Госпожой NN можно было назвать любую институтку. Энском называли любой город, энской — любую принадлежность, а NN — любую девицу, имевшую не только имя, но и фамилию. В институте, в отличие от поместий, деревень и окраин, фамилию имели все. Моя фамилия — Николаева. Меня зовут Нора. Таким образом, я — более, чем кто-либо, госпожа NN.
«Госпожа NN, — мысленно повторила я в сотый раз за день, — выходите завтра ночью к главным воротам». Мне повезло достать эту карту. Или не повезло. Крупно не повезло. Потому что я собираюсь выйти. И если меня поймают, или я уйду и не вернусь до утреннего звонка, или я уйду и просто никогда не вернусь, — мне придётся куда хуже, чем Фанни, осмелившейся повесить картину.
***
После утреннего звонка день пошёл своим чередом: умывание, одевание, выстраивание в линейку, осмотр классной дамой. У кого-то отвязался рукавчик, у кого-то слетел с ноги ботинок-шлёпанец, кто-то недостаточно гладко уложил волосы или криво подвязал бант. Щипки, тычки, шипение и ругательства в адрес равнодушно глядящих девиц. Ничего нового.

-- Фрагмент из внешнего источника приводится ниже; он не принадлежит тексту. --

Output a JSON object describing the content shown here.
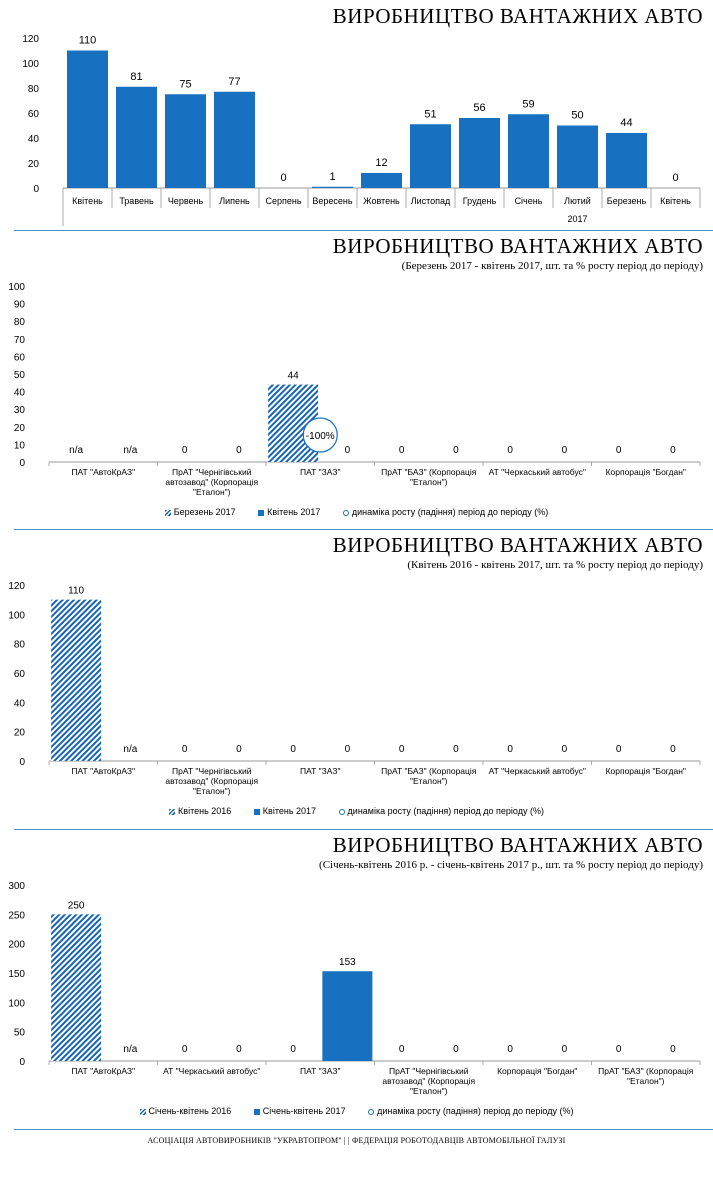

После — выстраивание парами и чинное молчаливое шествие по лестницам и коридорам в столовую в соседнем крыле института. В высокие окна нижнего коридора заглядывала хмурая норд-севербургская осень. Полуголые ветки берёз покачивались от ветра, облака плыли низко — какие-то живые и особенно серебряные, словно нарисованные качественной дорогой тушью. Может быть, это душа Фанни, подумала я, зацепившись взглядом за самое поэтичное облако. В спину — я шла в замыкающей паре — ткнулся острый кулак классной дамы и выбил из моей головы всякую поэзию.

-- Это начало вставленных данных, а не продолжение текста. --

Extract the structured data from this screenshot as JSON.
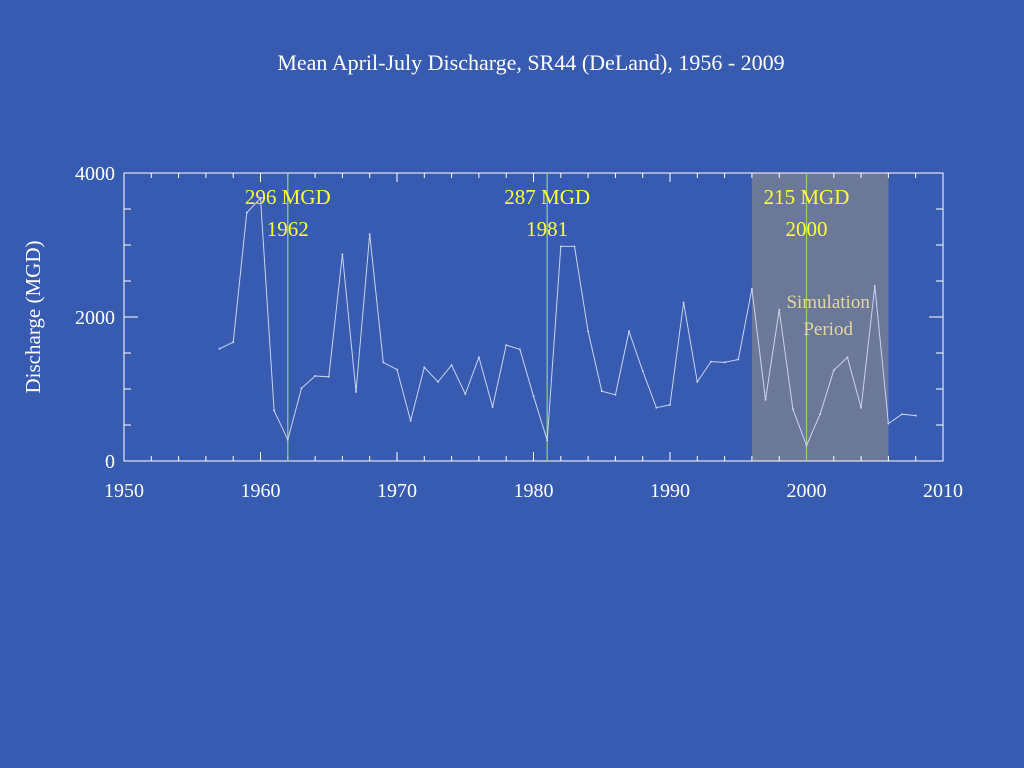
{
  "slide": {
    "title": "Mean April-July Discharge, SR44 (DeLand), 1956 - 2009"
  },
  "colors": {
    "background": "#375bb1",
    "axis": "#ffffff",
    "series_line": "#c9d3ec",
    "event_line": "#8fd66a",
    "event_label": "#ffff33",
    "shaded_band": "#6b7897",
    "band_label": "#e4d79b"
  },
  "chart_data": {
    "type": "line",
    "title": "Mean April-July Discharge, SR44 (DeLand), 1956 - 2009",
    "xlabel": "",
    "ylabel": "Discharge (MGD)",
    "xlim": [
      1950,
      2010
    ],
    "ylim": [
      0,
      4000
    ],
    "x_ticks": [
      1950,
      1960,
      1970,
      1980,
      1990,
      2000,
      2010
    ],
    "y_ticks": [
      0,
      2000,
      4000
    ],
    "grid": false,
    "series": [
      {
        "x": [
          1957,
          1958,
          1959,
          1960,
          1961,
          1962,
          1963,
          1964,
          1965,
          1966,
          1967,
          1968,
          1969,
          1970,
          1971,
          1972,
          1973,
          1974,
          1975,
          1976,
          1977,
          1978,
          1979,
          1980,
          1981,
          1982,
          1983,
          1984,
          1985,
          1986,
          1987,
          1988,
          1989,
          1990,
          1991,
          1992,
          1993,
          1994,
          1995,
          1996,
          1997,
          1998,
          1999,
          2000,
          2001,
          2002,
          2003,
          2004,
          2005,
          2006,
          2007,
          2008
        ],
        "values": [
          1560,
          1650,
          3450,
          3650,
          700,
          296,
          1010,
          1180,
          1170,
          2870,
          960,
          3150,
          1370,
          1270,
          560,
          1300,
          1100,
          1330,
          930,
          1440,
          750,
          1610,
          1550,
          900,
          287,
          2980,
          2980,
          1800,
          970,
          920,
          1800,
          1250,
          740,
          780,
          2200,
          1100,
          1380,
          1370,
          1410,
          2390,
          850,
          2100,
          720,
          215,
          650,
          1260,
          1440,
          740,
          2430,
          520,
          650,
          630
        ]
      }
    ],
    "events": [
      {
        "x": 1962,
        "label_value": "296 MGD",
        "label_year": "1962"
      },
      {
        "x": 1981,
        "label_value": "287 MGD",
        "label_year": "1981"
      },
      {
        "x": 2000,
        "label_value": "215 MGD",
        "label_year": "2000"
      }
    ],
    "shaded_region": {
      "x_start": 1996,
      "x_end": 2006,
      "label_line1": "Simulation",
      "label_line2": "Period"
    }
  }
}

Но мысли о послании на засаленной, в каплях воска карте не смогли выбить ни неожиданно сытный завтрак, ни урок словесности, ни черчение, которое многие любили за то, что можно было, вычерчивая здания, словно бы невзначай добавить от себя несуществующий портик и чуть изменить порядок колонн. Впрочем, завтрак обсуждали до самого обеда: давненько нам не доставалось бутербродов с мясом. Обычно поверх масла лежал либо зелёный сыр, либо прекрасная пустота. А тут, смотрите-ка, целый ломтик, и почти непрозрачный! Девицы, которых по слабости здоровья распускали по домам на рождественские вакации, утверждали, что это буженина.
Я помнила буженину. Помнила, как мы пили чай по утрам с отцом. Кисло-сладкое, густое и чуть подтаявшее сливочное масло, ноздреватый пшеничный хлеб — толстые, пушистые ломти! — и мягкое, сочное, розоватое мясо, «со слезой», как называл его папа.